As at the end of the Middle Ages, this scholasticism gave rise to a witch hunt. We no longer debate the sex of angels, but, with Judith Butler, whether a 3-year-old girl who wants to urinate standing up is good “female” ; or if today’s Palestinians are not, ultimately, the “real Jews”. This is in any case the opinion of Massad, who, like a good scholastic, sells his students a new theology of substitution [NDLR : doctrine chrétienne selon laquelle le christianisme se serait substitué au judaïsme dans le dessein de Dieu], while claiming that homosexuality is an imperialist and Western invention, which does not seem to bother them. We see that the “disorder in gender” especially justifies, as Butler did, when women of flesh and blood – Jews – are raped and tortured, to turn a blind eye, even to justify their torture. “Me too… unless you’re a Jew.”
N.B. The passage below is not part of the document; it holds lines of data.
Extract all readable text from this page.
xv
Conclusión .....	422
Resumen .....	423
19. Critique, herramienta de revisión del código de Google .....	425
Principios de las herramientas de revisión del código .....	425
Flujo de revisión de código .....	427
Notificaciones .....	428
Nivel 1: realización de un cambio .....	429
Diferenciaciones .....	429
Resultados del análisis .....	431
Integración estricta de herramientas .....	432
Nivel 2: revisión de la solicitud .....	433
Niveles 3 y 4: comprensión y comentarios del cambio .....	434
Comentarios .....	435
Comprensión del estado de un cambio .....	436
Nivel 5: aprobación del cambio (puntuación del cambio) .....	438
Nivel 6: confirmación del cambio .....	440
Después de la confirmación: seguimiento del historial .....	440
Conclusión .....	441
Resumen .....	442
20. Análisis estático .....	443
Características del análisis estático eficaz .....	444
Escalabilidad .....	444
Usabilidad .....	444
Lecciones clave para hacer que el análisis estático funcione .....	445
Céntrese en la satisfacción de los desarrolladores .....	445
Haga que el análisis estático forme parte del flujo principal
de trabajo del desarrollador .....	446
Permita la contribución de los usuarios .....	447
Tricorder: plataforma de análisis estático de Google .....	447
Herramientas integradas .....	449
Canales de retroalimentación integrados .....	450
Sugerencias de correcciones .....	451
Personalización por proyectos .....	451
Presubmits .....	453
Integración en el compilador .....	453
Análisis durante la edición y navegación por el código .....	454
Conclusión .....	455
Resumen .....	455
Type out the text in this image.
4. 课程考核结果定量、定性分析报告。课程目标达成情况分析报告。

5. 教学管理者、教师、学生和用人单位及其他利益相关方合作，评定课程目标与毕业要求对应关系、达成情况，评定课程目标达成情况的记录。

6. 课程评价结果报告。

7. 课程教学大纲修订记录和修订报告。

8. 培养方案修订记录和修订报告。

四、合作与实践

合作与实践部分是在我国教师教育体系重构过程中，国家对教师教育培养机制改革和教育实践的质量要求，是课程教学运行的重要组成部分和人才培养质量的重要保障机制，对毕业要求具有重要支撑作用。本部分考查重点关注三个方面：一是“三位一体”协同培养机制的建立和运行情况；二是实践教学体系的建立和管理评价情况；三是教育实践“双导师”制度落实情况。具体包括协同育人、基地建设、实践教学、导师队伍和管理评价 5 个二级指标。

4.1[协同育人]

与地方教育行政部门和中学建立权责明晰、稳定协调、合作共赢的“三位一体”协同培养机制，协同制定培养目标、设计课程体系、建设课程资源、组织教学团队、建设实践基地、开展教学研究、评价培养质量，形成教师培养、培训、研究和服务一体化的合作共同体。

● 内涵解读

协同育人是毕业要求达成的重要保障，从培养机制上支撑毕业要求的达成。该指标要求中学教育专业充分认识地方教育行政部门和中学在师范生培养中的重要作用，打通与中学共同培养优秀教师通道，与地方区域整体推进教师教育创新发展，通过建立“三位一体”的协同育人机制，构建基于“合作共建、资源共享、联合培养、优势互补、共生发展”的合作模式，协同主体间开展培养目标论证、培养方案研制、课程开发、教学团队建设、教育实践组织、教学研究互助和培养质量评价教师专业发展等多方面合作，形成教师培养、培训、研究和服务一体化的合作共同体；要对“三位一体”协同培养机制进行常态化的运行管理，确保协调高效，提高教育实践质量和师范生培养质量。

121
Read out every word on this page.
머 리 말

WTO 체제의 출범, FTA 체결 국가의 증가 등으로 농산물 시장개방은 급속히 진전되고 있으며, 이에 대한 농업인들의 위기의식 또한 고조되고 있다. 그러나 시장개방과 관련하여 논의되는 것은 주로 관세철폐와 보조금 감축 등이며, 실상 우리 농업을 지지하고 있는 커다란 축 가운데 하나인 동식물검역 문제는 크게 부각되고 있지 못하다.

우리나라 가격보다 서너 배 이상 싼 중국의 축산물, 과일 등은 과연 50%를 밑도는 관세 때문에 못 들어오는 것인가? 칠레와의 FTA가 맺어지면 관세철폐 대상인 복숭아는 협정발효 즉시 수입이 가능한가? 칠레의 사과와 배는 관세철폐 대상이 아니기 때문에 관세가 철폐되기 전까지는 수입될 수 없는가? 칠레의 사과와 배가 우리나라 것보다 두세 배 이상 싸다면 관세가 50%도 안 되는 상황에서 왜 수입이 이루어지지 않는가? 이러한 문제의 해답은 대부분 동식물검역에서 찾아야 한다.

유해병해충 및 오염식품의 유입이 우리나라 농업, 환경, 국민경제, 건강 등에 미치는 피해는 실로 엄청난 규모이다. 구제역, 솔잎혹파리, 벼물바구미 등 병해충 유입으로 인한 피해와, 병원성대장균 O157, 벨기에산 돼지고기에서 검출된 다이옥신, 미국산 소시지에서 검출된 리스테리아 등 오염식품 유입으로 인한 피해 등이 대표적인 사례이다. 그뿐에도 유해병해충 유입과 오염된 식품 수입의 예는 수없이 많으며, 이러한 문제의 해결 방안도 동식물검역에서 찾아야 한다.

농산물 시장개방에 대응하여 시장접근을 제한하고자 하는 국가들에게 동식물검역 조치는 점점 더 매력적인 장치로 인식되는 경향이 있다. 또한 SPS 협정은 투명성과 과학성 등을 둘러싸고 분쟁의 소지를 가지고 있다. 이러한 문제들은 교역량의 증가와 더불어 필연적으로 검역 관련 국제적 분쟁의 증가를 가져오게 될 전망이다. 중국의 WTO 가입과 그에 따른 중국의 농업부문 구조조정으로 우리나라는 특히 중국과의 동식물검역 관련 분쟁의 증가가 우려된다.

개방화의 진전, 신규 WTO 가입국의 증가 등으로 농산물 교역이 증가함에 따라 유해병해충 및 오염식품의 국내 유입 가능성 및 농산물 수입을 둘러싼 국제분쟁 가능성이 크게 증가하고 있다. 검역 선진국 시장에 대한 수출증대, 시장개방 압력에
It would be wrong to believe that these caricatured theories only concern a small circle of enthusiasts: the universities of the Ivy League are not our literature or philosophy departments and, tomorrow, these enthusiasts will be lawyers, journalists, directors, or even bankers and senators.

READ ALSO: Sciences Po, Mélenchon… How pro-Palestinian activism is infiltrating French universities

But it would also be wrong to reduce these facts to their ideological dimension. Aloneness through the systematic destruction of traditional places of sociability and exchange explains a good part of contemporary radicalism: the same line runs from Khymani James to the killers “incel” [contraction d'”involuntary celibate“, célibataires involontaires, communauté d’hommes connue pour sa haine des femmes et sa violence à leur encontre] campuses. The reign of screens, which reinforces this loneliness, is a fact that should not be underestimated, and it intensified during the pandemic, when schools were replaced by TikTok at least as much as Zoom. It is also remarkable that, if President Biden seems to want to ban the Chinese social network, Trump has indicated that he would do nothing if he is re-elected. We remember that a few months ago, following October 7, a vast campaign to rehabilitate Bin Laden had emerged on the Chinese social network, with young people simpering that in view of his anti-imperialist teachings he could not to be the villain they had been described as.

Another connection must be made. On January 6, 2021, Trump challenged his rival’s election, encouraging a coup horde to invade the Capitol. The Americans are a people only through their Constitution, and they saw it trampled. Doesn’t the call to prayer that rang out at Columbia echo this other episode of fanaticism? If this were the case, we would have witnessed, in two years, the collapse of the country’s most venerable institutions: on the one hand, the symbol of its political representation, due to a populist president but supported by so-called “conservatives”; on the other hand, the sustainability of its knowledge, this time due to its intellectual elite, which has moved from progressivism to another form of murderous populism.

* David Haziza is a normalien and a doctor in French and comparative literature (Columbia). A researcher and essayist, he works at the crossroads of religious studies and literature. This year he is teaching European history at Yeshiva University in New York.